Barley significa 'orzo'. Non è una parola che si sente spesso nelle canzoni pop, il che la rende interessante e unica in questo contesto.
Nel testo di Sting, l'orzo è un elemento chiave del paesaggio rurale, i "campi d'orzo" (fields of barley) che si trasformano in "campi d'oro" (fields of gold) sotto la luce del sole. Simboleggia la natura, la semplicità e un luogo di ricordi e promesse d'amore. È una parola che evoca immagini vivide e un'atmosfera bucolica.

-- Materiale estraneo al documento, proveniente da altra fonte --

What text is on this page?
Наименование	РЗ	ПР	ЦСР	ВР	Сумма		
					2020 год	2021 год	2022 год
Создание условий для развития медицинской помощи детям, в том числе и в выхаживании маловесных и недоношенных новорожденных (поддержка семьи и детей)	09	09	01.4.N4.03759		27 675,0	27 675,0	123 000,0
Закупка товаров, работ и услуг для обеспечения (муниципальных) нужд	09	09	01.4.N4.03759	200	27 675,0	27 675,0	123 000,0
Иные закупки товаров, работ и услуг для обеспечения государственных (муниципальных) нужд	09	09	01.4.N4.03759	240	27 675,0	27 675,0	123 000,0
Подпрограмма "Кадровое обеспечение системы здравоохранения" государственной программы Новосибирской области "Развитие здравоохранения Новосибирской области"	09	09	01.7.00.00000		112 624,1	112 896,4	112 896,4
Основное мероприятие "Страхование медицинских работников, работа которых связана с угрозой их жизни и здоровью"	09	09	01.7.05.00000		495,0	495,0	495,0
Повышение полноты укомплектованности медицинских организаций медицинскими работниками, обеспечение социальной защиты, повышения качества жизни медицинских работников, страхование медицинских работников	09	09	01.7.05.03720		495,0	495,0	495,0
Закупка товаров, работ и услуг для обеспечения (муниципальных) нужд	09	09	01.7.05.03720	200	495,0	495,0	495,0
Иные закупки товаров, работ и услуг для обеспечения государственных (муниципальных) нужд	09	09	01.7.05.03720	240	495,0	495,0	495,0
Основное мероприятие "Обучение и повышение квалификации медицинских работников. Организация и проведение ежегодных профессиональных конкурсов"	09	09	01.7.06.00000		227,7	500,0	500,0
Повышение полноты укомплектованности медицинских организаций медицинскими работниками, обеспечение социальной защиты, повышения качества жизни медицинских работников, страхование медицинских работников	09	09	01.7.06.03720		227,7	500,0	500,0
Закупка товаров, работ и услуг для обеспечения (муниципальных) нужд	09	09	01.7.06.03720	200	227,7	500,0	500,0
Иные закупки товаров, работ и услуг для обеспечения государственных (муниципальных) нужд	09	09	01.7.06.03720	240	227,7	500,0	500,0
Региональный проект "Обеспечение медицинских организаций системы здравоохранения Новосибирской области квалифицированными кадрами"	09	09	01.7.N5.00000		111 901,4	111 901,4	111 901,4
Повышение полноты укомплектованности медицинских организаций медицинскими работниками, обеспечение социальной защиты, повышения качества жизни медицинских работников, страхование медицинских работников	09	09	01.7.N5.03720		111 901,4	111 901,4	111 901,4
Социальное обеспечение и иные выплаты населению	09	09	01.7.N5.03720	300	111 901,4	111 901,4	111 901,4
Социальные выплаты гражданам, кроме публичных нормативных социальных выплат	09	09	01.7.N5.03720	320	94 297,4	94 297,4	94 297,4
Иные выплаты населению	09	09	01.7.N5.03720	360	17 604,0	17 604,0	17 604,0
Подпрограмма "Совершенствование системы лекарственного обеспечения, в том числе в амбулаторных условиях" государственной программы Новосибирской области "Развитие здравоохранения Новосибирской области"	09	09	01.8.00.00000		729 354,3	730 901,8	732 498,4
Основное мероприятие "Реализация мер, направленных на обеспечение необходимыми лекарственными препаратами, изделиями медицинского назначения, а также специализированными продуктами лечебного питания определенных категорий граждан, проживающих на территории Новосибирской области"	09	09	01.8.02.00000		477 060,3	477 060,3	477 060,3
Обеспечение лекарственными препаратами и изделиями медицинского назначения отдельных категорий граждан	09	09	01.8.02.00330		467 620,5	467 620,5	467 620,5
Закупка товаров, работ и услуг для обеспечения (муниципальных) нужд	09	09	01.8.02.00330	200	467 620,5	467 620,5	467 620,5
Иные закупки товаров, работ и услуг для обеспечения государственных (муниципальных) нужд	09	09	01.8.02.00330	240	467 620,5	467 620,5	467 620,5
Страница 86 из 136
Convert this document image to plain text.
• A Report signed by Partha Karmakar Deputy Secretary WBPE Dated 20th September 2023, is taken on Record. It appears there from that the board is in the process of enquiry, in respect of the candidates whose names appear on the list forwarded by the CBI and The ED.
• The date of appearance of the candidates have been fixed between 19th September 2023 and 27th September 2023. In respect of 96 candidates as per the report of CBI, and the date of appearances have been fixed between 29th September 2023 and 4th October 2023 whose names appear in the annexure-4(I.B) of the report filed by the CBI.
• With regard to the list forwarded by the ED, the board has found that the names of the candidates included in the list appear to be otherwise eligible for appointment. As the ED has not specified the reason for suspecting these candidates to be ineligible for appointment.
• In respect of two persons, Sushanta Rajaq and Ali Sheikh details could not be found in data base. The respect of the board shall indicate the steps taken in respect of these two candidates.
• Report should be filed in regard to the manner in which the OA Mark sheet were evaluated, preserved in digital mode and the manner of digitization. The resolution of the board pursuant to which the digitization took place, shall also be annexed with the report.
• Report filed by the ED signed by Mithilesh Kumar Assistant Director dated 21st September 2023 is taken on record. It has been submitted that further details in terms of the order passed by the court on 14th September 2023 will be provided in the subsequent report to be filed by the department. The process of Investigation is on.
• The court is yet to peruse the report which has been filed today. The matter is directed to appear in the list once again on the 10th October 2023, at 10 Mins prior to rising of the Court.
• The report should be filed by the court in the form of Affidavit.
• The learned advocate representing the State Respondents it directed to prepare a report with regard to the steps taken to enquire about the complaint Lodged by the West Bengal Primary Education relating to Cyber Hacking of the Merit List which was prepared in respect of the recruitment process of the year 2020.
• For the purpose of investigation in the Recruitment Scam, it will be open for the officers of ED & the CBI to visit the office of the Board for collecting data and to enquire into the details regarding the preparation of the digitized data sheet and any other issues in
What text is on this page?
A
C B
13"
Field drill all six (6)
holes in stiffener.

Preparati a passeggiare in un paesaggio da sogno con Fields of Gold, una delle ballate più romantiche dell'artista britannico Sting. La canzone dipinge un'immagine vivida e poetica di due amanti in mezzo a sconfinati "campi d'orzo" che, baciati dal sole, si trasformano in "campi d'oro". Il narratore ricorda un amore passato, evocando la sensazione del "vento dell'ovest" e la luce di un "sole geloso", quasi come se la natura stessa fosse testimone e partecipe della loro storia.
Attraverso i versi, seguiamo l'evoluzione di questo amore. Inizia con una promessa fatta in un giorno d'estate: "Rimarrai con me, sarai il mio amore". Poi, il tempo passa. La canzone ci mostra che quella promessa è stata mantenuta, rivelando un futuro in cui "i bambini corrono mentre il sole tramonta / Tra i campi d'oro". Fields of Gold non è solo il ricordo di un momento, ma la celebrazione di un amore che dura tutta la vita, un legame così forte da diventare un ricordo eterno, prezioso come l'oro.